Rappelons que le capitalisme, c'est le monde moderne amené à une liberté
d'entreprise sauvage, qui doit être contrôlée. Et quand le contrôle est par-delà
le contrôle impossible, cela n'enlève en rien le contrôle indispensable comme on
dit si bien dans le film Interstellar.
C'est le sujet du livre « Le meilleur des mondes », qui extrapole des tendances
déjà entamées dans notre monde actuel. Leurs outils n’ont pas de nouveaux
faire-valoir autres que celui d'être dans la pile des outils de maintien de la
société par des automatismes, et bien que ne devant pas plaire dare-dare car ils
s’en trouvent à un pôle extrême, le pôle de la maitrise maximum par un genre de
thérapie industrielle irrespectueuse, cette thérapie les formate à aimer le
formatage, et de plus elle se le cache jusqu’à ne plus s’en apercevoir.
Ce livre présente un monde totalement contrôlé, méthodiquement maintenu dans une
stabilité, dans une anti-agressivité sans paradoxes gérés, sans prévenance
gérée, sans souplesse gérée, sans disposition à la supposition, à la
prédisposition, à l'improbabilité, sans diversité gérée, mais par contre sans
propos visés par les autorités. Un futur dans cette vision qui cherche à
promouvoir techniquement l'inégalité, jusque même recréée artificiellement à la
naissance.
Pour autant, c'est plutôt du communisme, et pour parler d'artificialité, c'est
aussi une nature soumise et contrôlée. Ces gens sont dans la gentillesse et
l'allégresse la plus pure, ils ont annihilé ce système de contrôle de soi qu'est
la négation et la revendication, ainsi que la vraie critique. Le livre a surtout
pour but de mettre en évidence que les tendances actuelles liberticides
n'auraient pas de sens si on les faisait aboutir à leur plénitude. Beaucoup de
faits ne sont pas plus crédibles que réalisables dans la réalité, mais sont
intéressants comme exposition de thèse.
Ce sujet est à rapprocher d’une série où les gens vivent en vase clos et sont
tués toujours au même âge pour obtenir des renouvellements de populations
judiciairement égalitaires, mais aussi éliminer d’un coup de balai le problème
des retraites (l’âge de Cristal).

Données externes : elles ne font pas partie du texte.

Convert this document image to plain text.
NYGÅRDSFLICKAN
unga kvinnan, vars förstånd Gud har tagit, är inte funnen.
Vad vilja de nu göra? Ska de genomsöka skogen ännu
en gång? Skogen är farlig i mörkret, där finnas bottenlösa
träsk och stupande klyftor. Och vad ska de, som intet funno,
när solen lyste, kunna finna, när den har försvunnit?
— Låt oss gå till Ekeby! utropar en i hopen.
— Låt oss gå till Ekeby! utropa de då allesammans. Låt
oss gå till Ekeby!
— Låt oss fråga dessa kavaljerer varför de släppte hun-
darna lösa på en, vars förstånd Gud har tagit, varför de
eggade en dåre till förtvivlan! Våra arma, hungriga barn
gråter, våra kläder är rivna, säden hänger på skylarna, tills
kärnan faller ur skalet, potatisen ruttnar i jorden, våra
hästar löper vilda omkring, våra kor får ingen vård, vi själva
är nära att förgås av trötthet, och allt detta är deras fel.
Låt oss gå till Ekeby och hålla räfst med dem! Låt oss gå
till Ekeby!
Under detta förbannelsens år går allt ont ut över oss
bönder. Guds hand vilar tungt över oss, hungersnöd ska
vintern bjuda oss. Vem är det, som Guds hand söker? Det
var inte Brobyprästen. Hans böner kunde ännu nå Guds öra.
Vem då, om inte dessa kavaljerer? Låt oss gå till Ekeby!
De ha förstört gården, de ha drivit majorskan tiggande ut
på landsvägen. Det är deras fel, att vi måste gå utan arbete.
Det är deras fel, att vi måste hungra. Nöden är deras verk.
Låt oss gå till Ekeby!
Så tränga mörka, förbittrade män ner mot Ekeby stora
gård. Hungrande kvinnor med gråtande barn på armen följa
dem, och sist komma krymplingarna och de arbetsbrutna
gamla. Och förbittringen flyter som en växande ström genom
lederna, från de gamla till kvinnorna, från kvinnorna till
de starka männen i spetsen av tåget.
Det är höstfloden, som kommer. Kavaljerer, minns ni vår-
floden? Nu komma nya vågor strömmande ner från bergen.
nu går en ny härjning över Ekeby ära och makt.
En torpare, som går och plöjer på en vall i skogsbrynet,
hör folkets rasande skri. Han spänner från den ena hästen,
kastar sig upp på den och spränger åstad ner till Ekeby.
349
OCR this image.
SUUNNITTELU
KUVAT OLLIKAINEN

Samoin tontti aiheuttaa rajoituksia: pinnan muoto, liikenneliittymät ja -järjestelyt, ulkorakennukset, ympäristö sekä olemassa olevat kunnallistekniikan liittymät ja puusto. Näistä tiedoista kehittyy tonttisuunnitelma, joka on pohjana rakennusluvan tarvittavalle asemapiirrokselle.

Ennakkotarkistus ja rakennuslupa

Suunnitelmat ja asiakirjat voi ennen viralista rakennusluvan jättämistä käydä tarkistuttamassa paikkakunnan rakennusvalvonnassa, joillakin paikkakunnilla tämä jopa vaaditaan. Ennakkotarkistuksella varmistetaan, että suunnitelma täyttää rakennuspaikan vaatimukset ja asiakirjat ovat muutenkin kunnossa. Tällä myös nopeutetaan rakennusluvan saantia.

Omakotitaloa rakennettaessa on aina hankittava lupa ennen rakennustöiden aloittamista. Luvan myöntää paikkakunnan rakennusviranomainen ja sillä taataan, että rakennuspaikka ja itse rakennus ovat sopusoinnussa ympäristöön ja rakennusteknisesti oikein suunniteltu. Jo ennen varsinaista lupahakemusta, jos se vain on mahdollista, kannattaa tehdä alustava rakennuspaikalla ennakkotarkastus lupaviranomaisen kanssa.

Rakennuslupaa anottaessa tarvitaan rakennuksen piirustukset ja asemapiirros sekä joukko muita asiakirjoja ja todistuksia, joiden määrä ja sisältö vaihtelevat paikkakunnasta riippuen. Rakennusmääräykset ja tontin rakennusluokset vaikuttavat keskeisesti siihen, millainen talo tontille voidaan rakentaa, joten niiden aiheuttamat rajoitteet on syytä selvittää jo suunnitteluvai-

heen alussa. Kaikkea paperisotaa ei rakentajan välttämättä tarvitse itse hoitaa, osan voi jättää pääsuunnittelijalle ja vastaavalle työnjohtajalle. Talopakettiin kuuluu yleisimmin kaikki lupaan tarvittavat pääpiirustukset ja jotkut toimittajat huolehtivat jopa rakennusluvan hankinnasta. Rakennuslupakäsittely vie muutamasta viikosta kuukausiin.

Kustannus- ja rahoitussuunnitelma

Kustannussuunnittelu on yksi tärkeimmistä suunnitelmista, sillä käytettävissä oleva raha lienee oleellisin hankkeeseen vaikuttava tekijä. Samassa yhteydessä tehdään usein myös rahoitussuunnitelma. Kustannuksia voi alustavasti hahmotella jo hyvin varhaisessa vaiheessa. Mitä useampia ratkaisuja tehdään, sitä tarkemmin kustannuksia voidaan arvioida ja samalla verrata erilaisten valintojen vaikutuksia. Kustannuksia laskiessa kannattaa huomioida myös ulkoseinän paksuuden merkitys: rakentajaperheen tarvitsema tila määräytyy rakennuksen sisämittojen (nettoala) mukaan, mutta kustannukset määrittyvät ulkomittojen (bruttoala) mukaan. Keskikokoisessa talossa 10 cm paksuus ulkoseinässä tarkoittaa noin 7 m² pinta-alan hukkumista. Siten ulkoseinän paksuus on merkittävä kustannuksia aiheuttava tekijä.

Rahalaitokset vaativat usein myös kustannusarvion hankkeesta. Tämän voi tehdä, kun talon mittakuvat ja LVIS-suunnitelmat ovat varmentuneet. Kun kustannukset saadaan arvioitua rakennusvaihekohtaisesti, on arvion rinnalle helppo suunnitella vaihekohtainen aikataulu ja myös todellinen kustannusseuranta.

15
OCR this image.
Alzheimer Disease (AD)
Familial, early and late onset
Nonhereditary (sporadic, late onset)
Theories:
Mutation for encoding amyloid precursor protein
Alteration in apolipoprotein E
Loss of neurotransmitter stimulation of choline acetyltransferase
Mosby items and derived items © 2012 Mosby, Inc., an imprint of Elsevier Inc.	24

Il existe aussi un livre (Reproduction
Interdite de Jean-Michel Truong) et un film où des gens vivent en vase clos pour
être donneurs de membres, en laissant croire que dans ces usines, les membres
poussent démembrés.
On remarque qu'on accepte d'un même élan de solidarité critique, scandalisé et
antirévolutionnaire les outils qui créent des inégalités, des égalités ou les
deux à la fois. On s’y perd et c’est à cause de la méthode d’expression critique
qu’on s’y perd. Ce qui choque, ce ne sont pas les faits, c'est plus abstrait,
plus spirituel, plus personnel, plus une sécurité qu’une vérité, plutôt un mode
d’alerte qu’une alerte, comme quoi on ne peut pas juger une alerte sur sa
sincérité, sur le ressenti.
L’alerte à tout va c’est le libre cours au forçage, par la force, ou l'astuce,
ou l'enculade. C’est aussi tomber et retomber à jamais dans l’alerte à jamais
va. C'est un autre mode de l'irrespect, l'absence d’écoute, de compréhension,
d’assentiment, ou sinon de désir. Une autre culture soi-disant. En écoutant un
peu parler le futur, qu’on peut entendre dans les œuvres d’anticipation. Autant
réagir tant que cela reste indispensable.